Doa Berlindung dari Dicabutnya Nikmat dan Terkena Bencana

Ilustrasi Medcom.id

Doa Berlindung dari Dicabutnya Nikmat dan Terkena Bencana

Putri Purnama Sari • 11 September 2026 04:39

Jakarta: Berbagai bencana alam masih terjadi di sejumlah wilayah Indonesia, seperti erupsi gunung, gempa bumi, hingga kebakaran hutan dan lahan (karhutla). Di tengah kondisi tersebut, umat Islam dianjurkan untuk senantiasa memohon perlindungan kepada Allah SWT dari berbagai musibah dan bencana. 

Selain berikhtiar menjaga keselamatan, doa dapat menjadi salah satu bentuk permohonan seorang Muslim agar diberikan kesehatan, keselamatan, dan perlindungan.

Salah satu doa yang dapat diamalkan adalah doa yang diajarkan Rasulullah SAW. Doa ini berisi permohonan perlindungan dari hilangnya nikmat, berubahnya kesehatan, datangnya hukuman secara tiba-tiba, serta segala bentuk kemurkaan Allah SWT.

Doa Berlindung dari Dicabutnya Nikmat dan Terkena Bencana

Berikut bacaan doa yang dapat diamalkan:



Allaahumma innii a‘uudzu bika min zawaali ni‘matik, wa tahawwuli ‘aafiyatik, wa fujaa’ati niqmatik, wa jamii‘i sakhatik.

Artinya: “Ya Allah, sesungguhnya aku berlindung kepada-Mu dari hilangnya kenikmatan yang telah Engkau berikan, dari berubahnya kesehatan yang telah Engkau anugerahkan, dari hukuman-Mu yang datang secara tiba-tiba, dan dari segala kemurkaan-Mu.” (HR. Muslim).

Makna Doa Berlindung dari Dicabutnya Nikmat

Doa ini mengandung permohonan agar Allah SWT senantiasa menjaga berbagai nikmat yang telah diberikan kepada hamba-Nya. Nikmat tersebut tidak hanya berupa harta, tetapi juga kesehatan, keselamatan, ketenangan, keluarga, serta berbagai bentuk kebaikan lainnya.

Selain memohon agar nikmat tidak dicabut, umat Islam juga meminta perlindungan dari berubahnya kesehatan dan datangnya hukuman atau musibah secara tiba-tiba.

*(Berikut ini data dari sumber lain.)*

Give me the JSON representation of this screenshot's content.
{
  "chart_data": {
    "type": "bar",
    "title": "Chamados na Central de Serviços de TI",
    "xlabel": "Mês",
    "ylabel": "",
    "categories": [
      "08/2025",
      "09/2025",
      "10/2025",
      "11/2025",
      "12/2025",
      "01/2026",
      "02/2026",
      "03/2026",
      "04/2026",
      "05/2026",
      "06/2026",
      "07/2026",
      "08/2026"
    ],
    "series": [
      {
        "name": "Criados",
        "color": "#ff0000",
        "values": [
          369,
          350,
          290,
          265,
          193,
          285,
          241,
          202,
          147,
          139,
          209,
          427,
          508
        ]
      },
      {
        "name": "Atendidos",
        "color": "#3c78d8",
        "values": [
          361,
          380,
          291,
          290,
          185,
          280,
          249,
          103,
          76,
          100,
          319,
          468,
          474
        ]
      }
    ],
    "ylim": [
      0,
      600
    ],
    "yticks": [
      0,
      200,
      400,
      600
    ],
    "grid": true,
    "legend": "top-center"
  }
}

Dengan membaca doa ini, seorang Muslim diingatkan untuk senantiasa bersyukur atas nikmat Allah SWT sekaligus menyadari bahwa segala sesuatu yang dimiliki merupakan karunia dari-Nya.

Doa ini dapat diamalkan dalam keseharian sebagai bentuk ikhtiar untuk memohon perlindungan dan keselamatan kepada Allah SWT.